The reason for the rejoicing Thursday is because Shkreli has recently done two things people found deeply offensive. First, in September, the world learned Shkreli had acquired the rights to Daraprim, a drug that prevents people with AIDS from contracting toxoplasmosis (an infection that causes brain damage) and hiked the price from $13.50 per pill to $750—somewhere north of a 5,000 per cent increase. Second, more recently, Shkreli purchased the one and only copy of a new Wu-Tang Clan album, Once Upon a Time in Shaolin, for $2 million. The album was sold with the explicit instructions that its owner could not reproduce it to sell commercially, meaning unless he chose to play it publicly somewhere, Shkreli could, if he so chose, be the only person on Earth who heard it.

The reaction was as expected, and typical of the 2010s, where lately it’s accepted that a good old-fashioned public shaming ought to be the immediate, loud, collective response to anyone the hive-mind feels has morally erred. After the Daraprim price gouge was discovered, social media users went predictably nuts (as they did later when it came out that he had bought the Wu-Tang album—had it been anyone else, that person would have been revered; Shkreli was reviled). Internet users called him a “morally bankrupt sociopath” and a “garbage monster.” He was, as the BBC put it, “the most hated man in America.”

Yet, in both instances, Shkreli was unrepentant in the face of very harsh online public backlash. In fact, Shkreli appeared to relish the negative attention, taking to Twitter regularly to address his haters directly. Regarding Daraprim, someone asked Shkreli “how does raising the price of the drug allow more patients to get access to it?” He replied, “lots of paradoxes in life.” Another asked him, “do u not care that people can’t afford this and could die without it?” Shkreli tweeted back: “no. everyone will be able to get it. you’re being brainwashed.” Just this week he joked on Twitter that if Bernie Sanders “was a parasite what would he be? TOXOPLASMOSIS!”
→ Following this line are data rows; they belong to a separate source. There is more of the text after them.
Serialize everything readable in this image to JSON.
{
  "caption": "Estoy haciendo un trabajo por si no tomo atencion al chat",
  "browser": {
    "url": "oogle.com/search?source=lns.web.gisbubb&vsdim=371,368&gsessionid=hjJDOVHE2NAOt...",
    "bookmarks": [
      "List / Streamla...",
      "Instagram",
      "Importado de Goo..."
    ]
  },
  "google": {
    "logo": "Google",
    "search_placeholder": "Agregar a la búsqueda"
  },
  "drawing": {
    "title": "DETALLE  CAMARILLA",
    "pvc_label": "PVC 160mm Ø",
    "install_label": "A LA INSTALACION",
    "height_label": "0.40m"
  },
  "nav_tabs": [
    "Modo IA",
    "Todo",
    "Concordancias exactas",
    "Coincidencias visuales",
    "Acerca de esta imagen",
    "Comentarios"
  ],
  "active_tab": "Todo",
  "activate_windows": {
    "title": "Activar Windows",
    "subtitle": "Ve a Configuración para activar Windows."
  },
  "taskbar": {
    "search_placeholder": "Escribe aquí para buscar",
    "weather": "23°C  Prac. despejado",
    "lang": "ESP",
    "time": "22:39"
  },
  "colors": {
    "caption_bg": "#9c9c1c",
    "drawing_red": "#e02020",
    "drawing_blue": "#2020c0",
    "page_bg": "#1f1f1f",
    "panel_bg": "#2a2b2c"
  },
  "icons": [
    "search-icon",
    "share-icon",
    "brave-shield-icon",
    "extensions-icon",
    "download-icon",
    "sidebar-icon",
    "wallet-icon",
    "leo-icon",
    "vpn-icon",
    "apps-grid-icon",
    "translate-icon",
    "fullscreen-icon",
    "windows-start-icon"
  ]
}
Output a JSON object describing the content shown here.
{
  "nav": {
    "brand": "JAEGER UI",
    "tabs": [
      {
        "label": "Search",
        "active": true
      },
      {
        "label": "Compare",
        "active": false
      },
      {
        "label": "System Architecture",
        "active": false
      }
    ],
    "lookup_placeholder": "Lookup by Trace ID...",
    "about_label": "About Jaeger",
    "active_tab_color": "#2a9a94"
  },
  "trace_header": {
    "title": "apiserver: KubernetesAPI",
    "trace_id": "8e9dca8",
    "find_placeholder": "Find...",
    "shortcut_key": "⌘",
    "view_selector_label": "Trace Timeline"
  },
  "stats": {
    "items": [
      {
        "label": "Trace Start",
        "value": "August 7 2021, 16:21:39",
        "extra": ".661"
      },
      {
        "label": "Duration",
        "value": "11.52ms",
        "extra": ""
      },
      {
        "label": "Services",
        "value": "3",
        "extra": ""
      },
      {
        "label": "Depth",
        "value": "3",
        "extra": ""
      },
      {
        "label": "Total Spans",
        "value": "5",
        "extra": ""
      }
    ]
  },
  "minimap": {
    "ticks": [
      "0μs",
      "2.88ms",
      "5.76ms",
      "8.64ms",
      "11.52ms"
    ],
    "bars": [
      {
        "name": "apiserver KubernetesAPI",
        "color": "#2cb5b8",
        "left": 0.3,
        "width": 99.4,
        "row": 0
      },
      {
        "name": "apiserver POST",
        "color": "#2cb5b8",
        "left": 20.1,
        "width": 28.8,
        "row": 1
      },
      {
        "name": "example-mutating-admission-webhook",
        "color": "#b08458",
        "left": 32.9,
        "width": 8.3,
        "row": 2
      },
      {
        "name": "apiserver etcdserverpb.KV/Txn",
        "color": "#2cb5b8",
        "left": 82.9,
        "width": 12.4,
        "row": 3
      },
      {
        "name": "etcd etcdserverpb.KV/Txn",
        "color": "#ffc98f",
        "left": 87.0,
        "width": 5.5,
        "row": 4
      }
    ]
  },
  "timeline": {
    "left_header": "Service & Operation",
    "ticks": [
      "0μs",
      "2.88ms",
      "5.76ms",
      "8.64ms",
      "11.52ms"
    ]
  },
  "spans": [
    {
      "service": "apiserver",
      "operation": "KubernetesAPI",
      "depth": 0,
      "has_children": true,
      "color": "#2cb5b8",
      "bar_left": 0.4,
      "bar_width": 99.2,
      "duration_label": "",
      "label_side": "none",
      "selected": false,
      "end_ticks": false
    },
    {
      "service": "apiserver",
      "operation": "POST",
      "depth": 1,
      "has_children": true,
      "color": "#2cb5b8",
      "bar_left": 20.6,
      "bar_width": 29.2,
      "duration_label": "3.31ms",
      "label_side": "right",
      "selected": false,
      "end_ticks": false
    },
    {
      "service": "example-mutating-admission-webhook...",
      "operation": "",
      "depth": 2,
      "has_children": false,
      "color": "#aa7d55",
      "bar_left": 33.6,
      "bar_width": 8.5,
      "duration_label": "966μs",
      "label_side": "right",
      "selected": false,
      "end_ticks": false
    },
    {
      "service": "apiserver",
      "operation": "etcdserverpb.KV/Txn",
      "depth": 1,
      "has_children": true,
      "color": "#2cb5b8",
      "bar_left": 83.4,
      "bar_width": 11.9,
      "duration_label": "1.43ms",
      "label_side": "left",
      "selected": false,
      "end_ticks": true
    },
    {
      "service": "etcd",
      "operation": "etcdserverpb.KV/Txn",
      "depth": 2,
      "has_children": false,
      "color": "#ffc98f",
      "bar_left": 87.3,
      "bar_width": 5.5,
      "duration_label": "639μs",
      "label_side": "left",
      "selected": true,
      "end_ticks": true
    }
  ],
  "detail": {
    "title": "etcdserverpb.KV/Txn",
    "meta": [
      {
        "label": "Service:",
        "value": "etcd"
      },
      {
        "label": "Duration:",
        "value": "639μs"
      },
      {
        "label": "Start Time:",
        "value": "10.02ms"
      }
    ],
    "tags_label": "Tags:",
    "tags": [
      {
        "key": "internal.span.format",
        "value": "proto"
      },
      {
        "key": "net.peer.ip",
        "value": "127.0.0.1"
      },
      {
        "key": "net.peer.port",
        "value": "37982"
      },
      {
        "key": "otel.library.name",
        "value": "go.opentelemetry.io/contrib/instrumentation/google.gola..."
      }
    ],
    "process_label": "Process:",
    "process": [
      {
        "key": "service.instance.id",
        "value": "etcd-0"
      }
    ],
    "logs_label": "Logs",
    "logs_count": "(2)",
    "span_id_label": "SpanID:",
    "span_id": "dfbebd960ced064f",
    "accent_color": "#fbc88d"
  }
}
This guy deserved something, didn’t he?

Another instance of public shaming in 2015 comes to mind at this juncture: that of Walter Palmer. He is the American dentist who, as the Telegraph revealed in late July, killed Cecil the Lion, one of Zimbabwe’s most beloved and iconic lions. The general public was immediately apoplectic and took to social media in a collective rage to attack Palmer, often very personally. Palmer eventually went into hiding and his dental practice briefly shut down.

As it happens, Palmer was also temporarily the subject of an investigation, as the U.S. Fish and Wildlife Service sought to determine whether the killing had been illegal. There was, equally, a simultaneous investigation launched in Zimbabwe. In the end, neither country charged Palmer with anything. For the online warriors, it was undoubtedly a disappointing end, had they been paying much attention by that point. Yet, justice—the kind that exists in a system beyond the Internet—had been activated.

Which might make us wonder about Shkreli. At what point will we, who were so annoyed by this jerk only weeks ago, accept that he has been brought to justice? Was it this week, with his arrest for an unrelated crime nobody knew about until now? Was the sight of him being hauled off by police, under investigation, punishment enough? What were we fighting for, anyway? Will his arrest mean the cost of Daraprim drops, or that the Wu-Tang album goes to someone better?

And what happens if, after all is said and done, it’s determined that he’s innocent—or that, at the very least, he won’t serve any time in prison? Technically, justice will have been served, but likely not the way we wanted it to. Not in the way that feels right.

That’s the thing with Thursday’s arrest: it feels good. It feels like all those of us who bashed Shkreli from our social media platforms were correct in our vitriol and disdain, that our sense of righteousness is on point, that we know best what is right and wrong. It feels like justice. And, in fact, it is. But it is worth remembering that the Internet is not the one that ultimately served it.